The cancer drug success rate was a mere 4.7 percent, with cardiovascular drugs second-worst at 5.7 percent, as regulators are increasingly demanding proof that heart drugs reduce heart attacks and strokes rather than just lower a risk factor, such as cholesterol levels.
The largest dropout rate along the clinical pathway came in advancing drugs from mid-stage Phase II studies to late-stage Phase III testing.
Some 63 percent of drugs in Phase I testing advanced to Phase II, but only 33 percent of Phase II drugs made it to Phase III, which requires a commitment to larger and much more expensive clinical trials. Phase III is typically the final stage of human testing before a new drug is submitted to regulators for an approval decision.

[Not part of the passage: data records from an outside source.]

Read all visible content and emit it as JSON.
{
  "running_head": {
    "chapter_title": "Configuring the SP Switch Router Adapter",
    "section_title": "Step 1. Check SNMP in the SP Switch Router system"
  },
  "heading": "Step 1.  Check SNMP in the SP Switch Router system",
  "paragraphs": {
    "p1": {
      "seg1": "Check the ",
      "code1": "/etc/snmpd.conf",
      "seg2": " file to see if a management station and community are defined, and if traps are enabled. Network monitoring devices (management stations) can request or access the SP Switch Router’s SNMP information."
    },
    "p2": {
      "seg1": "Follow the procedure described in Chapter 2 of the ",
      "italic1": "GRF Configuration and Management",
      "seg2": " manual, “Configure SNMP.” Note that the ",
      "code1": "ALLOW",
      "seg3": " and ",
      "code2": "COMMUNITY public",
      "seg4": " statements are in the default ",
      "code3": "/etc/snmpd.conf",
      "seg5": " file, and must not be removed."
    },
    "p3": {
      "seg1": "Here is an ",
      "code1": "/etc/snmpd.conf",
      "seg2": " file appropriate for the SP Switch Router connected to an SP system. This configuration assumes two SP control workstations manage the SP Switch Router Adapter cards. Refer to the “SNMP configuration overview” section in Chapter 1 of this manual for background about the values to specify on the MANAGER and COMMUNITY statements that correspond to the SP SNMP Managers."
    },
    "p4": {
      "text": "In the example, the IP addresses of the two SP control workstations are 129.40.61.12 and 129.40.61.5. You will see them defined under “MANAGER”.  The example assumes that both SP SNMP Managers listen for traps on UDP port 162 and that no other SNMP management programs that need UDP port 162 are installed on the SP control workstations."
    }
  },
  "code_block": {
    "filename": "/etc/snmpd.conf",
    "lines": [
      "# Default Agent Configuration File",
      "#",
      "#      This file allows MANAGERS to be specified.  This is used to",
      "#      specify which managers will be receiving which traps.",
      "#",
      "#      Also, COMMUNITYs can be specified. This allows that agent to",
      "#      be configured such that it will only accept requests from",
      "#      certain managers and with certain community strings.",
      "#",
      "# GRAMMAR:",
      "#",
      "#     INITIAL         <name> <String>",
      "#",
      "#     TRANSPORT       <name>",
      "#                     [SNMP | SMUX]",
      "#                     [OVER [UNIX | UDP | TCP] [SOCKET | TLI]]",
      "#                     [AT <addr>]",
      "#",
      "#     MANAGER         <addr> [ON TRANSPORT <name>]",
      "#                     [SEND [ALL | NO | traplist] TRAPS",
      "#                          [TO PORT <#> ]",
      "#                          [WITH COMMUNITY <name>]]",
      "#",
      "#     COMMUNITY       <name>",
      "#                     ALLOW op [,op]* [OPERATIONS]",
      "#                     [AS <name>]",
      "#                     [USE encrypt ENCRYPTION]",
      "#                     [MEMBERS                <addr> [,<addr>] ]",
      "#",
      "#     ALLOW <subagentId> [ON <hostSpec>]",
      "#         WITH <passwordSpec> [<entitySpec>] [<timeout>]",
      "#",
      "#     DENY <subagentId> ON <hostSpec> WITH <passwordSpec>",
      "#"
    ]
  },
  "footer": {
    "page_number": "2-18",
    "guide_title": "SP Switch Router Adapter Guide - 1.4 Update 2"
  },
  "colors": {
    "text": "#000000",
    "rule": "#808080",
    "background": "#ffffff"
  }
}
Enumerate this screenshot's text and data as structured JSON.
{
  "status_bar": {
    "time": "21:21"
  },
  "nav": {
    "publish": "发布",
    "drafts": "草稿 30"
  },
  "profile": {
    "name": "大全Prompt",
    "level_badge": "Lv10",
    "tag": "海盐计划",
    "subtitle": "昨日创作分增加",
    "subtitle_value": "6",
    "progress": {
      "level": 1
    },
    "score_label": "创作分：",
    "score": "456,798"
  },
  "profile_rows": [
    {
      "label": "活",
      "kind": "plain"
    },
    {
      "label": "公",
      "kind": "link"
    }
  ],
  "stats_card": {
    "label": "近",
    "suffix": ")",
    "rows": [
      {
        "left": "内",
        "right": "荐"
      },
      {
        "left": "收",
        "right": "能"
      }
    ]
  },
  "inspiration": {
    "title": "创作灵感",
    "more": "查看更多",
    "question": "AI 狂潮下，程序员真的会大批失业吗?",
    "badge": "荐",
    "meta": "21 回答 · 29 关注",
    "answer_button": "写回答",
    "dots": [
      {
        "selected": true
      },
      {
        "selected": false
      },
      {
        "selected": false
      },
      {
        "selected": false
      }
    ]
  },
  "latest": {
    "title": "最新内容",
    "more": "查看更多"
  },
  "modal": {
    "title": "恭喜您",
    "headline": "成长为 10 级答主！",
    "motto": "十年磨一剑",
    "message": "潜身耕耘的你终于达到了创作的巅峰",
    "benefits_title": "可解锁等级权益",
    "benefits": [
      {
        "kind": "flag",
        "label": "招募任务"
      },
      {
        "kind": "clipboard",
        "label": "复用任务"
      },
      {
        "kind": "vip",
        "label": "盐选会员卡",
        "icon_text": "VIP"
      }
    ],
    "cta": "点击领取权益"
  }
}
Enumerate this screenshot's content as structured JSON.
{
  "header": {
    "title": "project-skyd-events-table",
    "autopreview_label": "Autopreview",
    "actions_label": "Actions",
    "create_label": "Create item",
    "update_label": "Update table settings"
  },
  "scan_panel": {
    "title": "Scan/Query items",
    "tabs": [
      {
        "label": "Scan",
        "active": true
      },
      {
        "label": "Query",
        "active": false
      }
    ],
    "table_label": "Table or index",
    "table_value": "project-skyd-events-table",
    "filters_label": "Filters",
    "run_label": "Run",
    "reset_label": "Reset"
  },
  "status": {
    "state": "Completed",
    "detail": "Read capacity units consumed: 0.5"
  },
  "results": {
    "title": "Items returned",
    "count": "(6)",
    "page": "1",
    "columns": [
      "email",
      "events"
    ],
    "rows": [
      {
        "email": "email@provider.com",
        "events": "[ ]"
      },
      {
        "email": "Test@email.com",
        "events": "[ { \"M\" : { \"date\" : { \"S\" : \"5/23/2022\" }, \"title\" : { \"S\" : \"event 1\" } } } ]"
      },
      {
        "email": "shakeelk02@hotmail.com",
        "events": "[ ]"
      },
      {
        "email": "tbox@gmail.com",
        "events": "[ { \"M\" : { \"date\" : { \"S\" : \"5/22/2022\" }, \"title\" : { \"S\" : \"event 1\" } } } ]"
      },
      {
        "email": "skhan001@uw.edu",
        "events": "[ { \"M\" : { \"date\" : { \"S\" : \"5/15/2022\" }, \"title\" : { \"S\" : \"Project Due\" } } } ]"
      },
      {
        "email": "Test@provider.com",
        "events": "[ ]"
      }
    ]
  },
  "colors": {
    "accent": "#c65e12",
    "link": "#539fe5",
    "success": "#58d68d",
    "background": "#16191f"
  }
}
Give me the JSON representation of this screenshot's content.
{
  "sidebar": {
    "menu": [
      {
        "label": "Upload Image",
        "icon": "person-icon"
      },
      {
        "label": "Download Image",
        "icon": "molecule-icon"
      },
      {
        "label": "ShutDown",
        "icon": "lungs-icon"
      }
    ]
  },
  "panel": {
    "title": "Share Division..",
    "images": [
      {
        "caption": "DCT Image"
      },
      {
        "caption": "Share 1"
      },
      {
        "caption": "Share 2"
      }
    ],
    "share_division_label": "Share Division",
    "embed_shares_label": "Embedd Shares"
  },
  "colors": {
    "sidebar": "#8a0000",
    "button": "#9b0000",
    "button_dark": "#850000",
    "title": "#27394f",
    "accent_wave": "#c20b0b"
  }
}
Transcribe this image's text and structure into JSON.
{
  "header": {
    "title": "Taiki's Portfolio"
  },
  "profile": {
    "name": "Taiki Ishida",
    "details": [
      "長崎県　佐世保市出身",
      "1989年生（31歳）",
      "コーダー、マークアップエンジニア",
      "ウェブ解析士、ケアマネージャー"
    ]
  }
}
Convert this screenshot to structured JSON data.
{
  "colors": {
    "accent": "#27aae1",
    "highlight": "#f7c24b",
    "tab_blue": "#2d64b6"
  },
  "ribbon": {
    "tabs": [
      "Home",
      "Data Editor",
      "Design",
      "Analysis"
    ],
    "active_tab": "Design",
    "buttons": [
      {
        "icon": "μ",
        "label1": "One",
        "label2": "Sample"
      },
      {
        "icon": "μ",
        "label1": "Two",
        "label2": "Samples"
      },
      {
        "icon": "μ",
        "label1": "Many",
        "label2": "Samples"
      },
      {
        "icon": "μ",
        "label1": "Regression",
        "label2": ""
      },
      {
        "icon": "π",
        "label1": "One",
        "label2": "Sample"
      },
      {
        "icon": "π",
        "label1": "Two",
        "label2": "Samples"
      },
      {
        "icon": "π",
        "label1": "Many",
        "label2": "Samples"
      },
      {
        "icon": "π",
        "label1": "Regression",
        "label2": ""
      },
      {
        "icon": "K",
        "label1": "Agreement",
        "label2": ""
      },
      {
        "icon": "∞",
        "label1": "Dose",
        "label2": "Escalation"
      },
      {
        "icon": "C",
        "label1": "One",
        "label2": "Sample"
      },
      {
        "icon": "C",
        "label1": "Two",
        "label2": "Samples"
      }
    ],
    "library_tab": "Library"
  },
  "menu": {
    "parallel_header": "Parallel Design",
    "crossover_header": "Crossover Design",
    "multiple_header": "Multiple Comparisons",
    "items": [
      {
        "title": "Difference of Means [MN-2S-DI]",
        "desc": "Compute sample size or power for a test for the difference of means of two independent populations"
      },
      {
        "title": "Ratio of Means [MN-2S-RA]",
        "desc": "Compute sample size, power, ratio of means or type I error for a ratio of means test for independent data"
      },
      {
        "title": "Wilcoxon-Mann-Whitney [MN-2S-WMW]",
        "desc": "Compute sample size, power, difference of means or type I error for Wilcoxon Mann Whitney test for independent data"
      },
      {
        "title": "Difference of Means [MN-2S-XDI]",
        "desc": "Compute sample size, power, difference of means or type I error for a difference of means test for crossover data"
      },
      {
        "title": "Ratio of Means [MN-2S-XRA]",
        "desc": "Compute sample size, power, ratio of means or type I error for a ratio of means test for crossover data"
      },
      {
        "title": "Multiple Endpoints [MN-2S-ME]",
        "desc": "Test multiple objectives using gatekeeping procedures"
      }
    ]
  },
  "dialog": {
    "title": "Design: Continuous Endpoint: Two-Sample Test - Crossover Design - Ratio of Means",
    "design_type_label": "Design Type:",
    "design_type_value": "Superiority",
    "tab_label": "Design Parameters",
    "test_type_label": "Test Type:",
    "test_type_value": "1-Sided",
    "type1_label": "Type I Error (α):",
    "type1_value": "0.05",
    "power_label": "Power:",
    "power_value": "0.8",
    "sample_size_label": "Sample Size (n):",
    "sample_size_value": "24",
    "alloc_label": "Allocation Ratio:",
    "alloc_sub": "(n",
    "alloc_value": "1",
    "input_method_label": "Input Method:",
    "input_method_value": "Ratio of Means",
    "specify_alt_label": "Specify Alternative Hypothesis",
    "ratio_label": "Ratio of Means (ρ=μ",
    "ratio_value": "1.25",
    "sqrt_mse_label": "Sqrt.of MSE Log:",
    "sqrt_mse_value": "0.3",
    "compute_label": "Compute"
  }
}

Not surprisingly, the numbers increase after that as the drugs had already shown success in the clinic.
Approval applications were filed for 55 percent of the drugs that made it to Phase III testing, and 80 percent of those gained eventual approval, although only about half were approved on their initial FDA review.
The 80 percent approval rate, while seemingly high, is down from 93 percent seen in studies of earlier years.